Sisters, please don't be insulted by the following, but I really mean what I say:
It is spring 2013 and I am attempting this one last time. I am not in a hurry. I want what is right and good for the two of us.
I suffer from Major Depression. I use every medical option and treat it with medication. I have found that the daily prayer keeps me grounded as well.
I am comfortable with who I am and will not change. I will adapt to complement, but I live a quiet life and will continue to do so.
I have a job and position that I enjoy. I travel weekly, and that will not change. I do not expect to relocate.
I have a widowed Mother who deserves and gets my attention daily. She does not live near me so I speak with her daily.
I am an "intellectual" I read constantly and on almost every subject. I have been call aloof, prideful, and a snob because of this innate quest for knowledge.
I hold the office of High Priest and I revere and cherish my Priesthood.
If I haven't scared you off yet here goes the rest!
I was married right out of collage and it ended quickly with no children. The mother of my children and I were married for 18 years.
I have always had a close relationship with our Lord and Savior Jesus Christ being reared a Presbyterian [like Lucy Mac Smith].
I am a convert to the church [joining in 1991] and have been blessed with a solid testimony of The Prophet Joseph Smith and his Divine mission to restore the Gospel in it's fullness. I took my family to be sealed in the Temple in 1992.
I have three amazing daughters. the eldest [27] was married in the St. Louis Temple and is currently living in Springfield , MO with her husband. They both graduated from BYU. My middle daughter [25] is teaching high school in one of our St Louis suburban schools . She was married in June of 2012. She is not active in the church. My "baby" [21] is at The University of Arkansas School of Nursing. She wouldn't sleep through the night until she was 3 and still has all of that energy! She has chosen not to be active in the church as well.
The first great trial of my faith came when I was separated and divorcing from my children's' mother.
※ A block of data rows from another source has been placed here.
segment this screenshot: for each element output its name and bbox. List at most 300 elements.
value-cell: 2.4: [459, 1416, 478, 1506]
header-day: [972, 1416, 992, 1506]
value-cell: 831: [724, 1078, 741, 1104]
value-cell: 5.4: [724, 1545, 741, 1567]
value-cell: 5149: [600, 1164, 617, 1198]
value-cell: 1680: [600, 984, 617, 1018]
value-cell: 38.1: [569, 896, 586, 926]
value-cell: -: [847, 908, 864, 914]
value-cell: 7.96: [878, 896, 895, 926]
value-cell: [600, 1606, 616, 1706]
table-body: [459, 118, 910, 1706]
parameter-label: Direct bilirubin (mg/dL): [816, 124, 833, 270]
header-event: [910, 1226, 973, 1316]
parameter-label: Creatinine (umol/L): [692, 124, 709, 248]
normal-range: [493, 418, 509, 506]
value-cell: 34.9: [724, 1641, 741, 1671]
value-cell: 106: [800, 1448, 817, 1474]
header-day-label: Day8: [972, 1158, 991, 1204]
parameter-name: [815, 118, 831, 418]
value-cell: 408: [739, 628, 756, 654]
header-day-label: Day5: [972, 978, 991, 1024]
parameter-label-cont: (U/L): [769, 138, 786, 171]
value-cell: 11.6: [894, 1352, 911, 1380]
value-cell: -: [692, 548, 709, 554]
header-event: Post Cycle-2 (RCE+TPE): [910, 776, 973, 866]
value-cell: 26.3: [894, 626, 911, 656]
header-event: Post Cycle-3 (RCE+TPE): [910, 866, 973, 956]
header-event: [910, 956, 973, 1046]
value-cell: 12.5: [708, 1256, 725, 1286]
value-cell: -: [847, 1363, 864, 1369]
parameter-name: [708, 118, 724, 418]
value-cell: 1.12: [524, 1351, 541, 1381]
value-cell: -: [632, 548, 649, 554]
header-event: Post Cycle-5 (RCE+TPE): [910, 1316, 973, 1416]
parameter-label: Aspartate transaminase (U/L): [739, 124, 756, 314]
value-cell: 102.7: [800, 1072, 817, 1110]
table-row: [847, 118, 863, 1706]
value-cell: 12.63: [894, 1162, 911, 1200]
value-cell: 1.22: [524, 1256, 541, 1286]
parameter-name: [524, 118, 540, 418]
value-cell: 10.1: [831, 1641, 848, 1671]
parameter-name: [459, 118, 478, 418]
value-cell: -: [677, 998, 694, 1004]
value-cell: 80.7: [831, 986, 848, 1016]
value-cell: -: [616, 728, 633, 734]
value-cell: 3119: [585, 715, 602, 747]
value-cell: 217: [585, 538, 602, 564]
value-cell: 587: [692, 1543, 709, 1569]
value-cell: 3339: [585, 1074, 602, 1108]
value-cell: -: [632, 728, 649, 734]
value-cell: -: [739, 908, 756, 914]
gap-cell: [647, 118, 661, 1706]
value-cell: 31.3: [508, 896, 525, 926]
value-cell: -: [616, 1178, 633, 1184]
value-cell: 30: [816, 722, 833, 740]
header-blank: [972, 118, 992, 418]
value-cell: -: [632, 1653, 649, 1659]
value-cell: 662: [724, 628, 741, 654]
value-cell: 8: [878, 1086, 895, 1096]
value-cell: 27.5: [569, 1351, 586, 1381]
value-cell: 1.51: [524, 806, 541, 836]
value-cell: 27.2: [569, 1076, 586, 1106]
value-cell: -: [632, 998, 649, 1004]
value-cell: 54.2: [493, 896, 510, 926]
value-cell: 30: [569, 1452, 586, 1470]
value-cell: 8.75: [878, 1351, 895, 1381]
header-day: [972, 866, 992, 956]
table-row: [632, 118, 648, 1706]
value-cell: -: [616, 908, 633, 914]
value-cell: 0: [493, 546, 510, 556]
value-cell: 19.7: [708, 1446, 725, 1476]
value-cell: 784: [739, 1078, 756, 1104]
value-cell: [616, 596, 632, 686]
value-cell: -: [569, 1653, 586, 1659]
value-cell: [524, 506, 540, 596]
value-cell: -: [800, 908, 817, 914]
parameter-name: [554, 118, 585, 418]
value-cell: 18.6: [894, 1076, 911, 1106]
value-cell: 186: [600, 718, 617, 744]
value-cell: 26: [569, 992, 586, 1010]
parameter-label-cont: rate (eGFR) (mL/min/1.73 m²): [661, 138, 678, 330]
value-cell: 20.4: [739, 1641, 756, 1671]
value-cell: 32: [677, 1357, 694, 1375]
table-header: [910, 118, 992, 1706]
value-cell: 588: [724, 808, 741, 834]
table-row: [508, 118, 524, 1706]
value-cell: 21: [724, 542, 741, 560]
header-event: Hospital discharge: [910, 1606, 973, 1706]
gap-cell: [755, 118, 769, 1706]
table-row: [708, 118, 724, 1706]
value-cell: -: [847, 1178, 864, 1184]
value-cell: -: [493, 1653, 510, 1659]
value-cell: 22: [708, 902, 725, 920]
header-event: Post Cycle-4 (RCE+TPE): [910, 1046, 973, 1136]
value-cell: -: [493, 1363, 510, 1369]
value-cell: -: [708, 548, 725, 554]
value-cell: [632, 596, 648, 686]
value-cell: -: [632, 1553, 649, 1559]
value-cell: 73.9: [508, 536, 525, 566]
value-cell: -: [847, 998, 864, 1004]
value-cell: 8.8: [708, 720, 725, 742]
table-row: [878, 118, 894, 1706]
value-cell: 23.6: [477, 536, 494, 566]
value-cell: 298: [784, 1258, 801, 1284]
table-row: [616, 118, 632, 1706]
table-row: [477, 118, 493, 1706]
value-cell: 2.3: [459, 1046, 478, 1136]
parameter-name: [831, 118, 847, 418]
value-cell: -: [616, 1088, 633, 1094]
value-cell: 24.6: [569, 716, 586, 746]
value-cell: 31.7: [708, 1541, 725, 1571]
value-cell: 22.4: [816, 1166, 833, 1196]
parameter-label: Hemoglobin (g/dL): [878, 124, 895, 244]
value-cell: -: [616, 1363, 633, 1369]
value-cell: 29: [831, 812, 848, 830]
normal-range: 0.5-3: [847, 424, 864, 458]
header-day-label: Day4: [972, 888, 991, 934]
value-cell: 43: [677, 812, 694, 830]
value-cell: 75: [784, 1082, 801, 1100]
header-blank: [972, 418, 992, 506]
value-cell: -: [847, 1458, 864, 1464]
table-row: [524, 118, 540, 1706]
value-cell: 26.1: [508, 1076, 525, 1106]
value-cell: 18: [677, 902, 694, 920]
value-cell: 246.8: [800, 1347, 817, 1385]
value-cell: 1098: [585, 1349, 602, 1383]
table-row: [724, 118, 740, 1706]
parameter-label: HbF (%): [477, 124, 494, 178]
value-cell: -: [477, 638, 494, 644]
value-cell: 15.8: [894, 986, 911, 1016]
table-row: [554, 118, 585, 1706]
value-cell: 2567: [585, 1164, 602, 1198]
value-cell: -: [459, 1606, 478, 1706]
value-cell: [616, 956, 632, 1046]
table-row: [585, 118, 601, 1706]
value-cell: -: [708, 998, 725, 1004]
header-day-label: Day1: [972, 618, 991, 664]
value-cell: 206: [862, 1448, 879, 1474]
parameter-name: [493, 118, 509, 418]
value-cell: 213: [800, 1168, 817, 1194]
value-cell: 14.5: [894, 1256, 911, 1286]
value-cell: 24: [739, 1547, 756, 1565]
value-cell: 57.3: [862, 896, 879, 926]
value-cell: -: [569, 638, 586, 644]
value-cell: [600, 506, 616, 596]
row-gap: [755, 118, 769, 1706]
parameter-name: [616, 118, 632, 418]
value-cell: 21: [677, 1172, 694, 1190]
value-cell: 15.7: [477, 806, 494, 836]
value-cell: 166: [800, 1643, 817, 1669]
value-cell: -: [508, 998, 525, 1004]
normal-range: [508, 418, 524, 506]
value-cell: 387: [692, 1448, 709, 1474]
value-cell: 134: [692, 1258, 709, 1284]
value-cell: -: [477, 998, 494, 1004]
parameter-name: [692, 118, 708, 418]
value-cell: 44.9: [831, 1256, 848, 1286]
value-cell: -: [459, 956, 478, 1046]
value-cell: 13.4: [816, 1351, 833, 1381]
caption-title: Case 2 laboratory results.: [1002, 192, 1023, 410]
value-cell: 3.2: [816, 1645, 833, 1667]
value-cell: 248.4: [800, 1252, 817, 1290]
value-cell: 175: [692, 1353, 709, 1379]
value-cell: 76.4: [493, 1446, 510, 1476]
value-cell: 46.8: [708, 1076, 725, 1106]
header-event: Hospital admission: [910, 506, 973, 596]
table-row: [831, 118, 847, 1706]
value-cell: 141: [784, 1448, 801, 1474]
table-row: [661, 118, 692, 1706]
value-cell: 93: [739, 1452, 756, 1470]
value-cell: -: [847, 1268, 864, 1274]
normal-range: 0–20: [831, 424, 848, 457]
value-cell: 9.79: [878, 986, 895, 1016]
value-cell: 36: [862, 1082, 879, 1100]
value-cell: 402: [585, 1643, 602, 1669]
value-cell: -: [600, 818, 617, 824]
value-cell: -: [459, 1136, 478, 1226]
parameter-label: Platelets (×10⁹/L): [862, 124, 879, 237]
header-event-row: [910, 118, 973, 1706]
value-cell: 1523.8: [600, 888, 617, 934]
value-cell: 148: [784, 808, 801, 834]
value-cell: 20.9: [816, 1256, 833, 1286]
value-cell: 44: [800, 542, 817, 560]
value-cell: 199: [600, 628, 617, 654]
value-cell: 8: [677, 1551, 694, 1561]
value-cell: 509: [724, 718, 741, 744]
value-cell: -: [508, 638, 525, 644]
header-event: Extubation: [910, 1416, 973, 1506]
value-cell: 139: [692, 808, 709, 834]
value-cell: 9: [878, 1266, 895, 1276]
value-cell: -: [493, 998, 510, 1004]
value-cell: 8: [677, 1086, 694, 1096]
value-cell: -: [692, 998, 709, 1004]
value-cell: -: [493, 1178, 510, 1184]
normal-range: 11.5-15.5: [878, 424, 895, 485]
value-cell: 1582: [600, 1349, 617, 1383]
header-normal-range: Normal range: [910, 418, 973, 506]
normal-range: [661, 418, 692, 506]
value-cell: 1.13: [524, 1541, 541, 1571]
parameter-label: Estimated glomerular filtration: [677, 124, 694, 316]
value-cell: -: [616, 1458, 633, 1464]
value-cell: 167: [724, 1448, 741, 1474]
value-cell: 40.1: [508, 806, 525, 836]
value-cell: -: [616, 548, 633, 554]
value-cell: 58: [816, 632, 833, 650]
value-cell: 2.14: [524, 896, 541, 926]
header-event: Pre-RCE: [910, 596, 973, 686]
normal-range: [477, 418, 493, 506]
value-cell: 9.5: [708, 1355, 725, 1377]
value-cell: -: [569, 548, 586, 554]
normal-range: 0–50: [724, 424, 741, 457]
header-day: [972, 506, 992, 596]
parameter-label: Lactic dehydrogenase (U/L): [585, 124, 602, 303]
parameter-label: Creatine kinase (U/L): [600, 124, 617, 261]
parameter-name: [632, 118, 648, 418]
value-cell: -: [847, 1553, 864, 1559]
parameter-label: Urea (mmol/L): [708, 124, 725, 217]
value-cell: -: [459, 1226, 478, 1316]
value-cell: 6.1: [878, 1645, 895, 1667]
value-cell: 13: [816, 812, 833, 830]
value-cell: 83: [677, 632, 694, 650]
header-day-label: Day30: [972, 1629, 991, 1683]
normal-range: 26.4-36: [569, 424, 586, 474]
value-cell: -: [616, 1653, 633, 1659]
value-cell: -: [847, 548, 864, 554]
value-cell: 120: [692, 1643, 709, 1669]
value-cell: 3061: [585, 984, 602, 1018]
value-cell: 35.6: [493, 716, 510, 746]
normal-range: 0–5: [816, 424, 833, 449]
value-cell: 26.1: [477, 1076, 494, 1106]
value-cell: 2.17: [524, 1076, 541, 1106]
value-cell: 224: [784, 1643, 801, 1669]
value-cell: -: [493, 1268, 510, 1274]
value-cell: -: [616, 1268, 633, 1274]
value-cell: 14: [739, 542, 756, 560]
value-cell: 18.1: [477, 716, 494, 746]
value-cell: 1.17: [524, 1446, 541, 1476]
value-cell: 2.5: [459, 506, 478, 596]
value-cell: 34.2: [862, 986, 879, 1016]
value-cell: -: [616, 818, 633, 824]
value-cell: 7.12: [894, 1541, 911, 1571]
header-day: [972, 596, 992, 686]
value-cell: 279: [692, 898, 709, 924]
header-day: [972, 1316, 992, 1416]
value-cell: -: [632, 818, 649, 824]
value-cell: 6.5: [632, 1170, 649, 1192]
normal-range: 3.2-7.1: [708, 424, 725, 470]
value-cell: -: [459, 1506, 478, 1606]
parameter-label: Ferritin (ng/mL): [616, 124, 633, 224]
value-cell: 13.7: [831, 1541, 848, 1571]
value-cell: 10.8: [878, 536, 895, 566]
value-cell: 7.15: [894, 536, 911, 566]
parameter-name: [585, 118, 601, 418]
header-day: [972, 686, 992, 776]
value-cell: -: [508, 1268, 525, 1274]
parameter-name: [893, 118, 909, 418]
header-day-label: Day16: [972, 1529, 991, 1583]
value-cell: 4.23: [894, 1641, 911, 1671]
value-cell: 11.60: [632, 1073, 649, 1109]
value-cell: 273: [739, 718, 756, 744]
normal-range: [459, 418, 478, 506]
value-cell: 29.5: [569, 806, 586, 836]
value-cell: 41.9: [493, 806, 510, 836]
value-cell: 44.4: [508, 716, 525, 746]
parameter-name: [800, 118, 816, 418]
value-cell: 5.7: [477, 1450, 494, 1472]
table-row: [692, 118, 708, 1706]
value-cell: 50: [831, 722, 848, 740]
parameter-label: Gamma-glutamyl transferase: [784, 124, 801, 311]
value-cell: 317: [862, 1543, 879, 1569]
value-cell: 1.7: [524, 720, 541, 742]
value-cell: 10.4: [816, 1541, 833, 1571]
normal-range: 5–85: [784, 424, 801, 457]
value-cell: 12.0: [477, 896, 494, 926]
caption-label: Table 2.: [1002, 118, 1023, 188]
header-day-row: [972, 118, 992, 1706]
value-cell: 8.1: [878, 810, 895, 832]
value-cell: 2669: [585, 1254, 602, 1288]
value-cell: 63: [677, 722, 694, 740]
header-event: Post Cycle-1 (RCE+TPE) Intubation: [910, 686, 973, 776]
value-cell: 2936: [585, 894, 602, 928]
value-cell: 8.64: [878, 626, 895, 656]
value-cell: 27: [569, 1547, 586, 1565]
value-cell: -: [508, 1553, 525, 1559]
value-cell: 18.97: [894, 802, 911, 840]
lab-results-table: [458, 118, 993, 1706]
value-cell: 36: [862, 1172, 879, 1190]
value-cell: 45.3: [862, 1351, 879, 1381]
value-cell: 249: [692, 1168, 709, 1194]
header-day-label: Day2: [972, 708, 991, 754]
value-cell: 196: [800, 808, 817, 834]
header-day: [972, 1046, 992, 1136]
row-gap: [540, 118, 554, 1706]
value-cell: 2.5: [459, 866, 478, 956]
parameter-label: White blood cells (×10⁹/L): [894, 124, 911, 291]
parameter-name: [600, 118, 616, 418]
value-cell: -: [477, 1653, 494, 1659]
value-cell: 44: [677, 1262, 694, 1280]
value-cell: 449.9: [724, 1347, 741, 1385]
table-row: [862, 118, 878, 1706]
I distanced myself from the gospel, the members of my ward and my savior. I behaved badly and failed that test. Five years later came another test and I failed, but not quite so bad. Five years ago was the most recent and greatest test. I passed with flying colors. I am confident that while I may struggle, my faith has grown to include the Savior daily & with him I can survive anything.
Things I enjoy: reading, classical music, the theater [I have seen Wicked in four cities!], entertaining guests [and cooking for them]. I use crystal, silver and china every Sunday, I don't own paper napkins, paper plates or plastic cups.
I do own my own apartment and it reflects my taste. I expect it to be modified when I am married by my partner.
I enjoy a bargain, whether it is saving a few cents on gasoline or prowling the antique stores and consignment shops I find great pleasure in living well and not paying for it!
I am a political conservative; you should be also [that does not mean a Republican, it is a thought process and a value system].
I have a secure position and have been with the same company for 15 years. I am as secure as one can be these days .
I have as little interaction as possible with my children's' mother. I do have to interact with her regarding the children and on holidays. She chooses to be most unpleasant.
I do not camp. I am an Eagle Scout and I know what camping is and I never want to do it again. I would rather spend the afternoon in a museum than in the woods. I enjoy the opera and baseball [I will tell you why they are the same later]. I use to be adequate at golf but I have not played in years. I exercise now so I can have cake and ice cream!
I am looking for a true partner and "helpmate". I desire someone as secure with themselves as I am with myself, someone who cares about how they look [but is not obsessed with it]. I want a passionate lover [AFTER we are married] and best friend. I cook only due to necessity. I will happily relinquish that task.
My most important role in this life has been that of father. I expect to be a step-father to your children if you have any. I do not expect to have any more children biologically.
Family history wise, I am not part of the early church members, but can trace ancestors to the early 1600's in Virginia, and the 1820's in Missouri.
If I have missed something you want to know, please ask, and I will tell you whatever you want to know.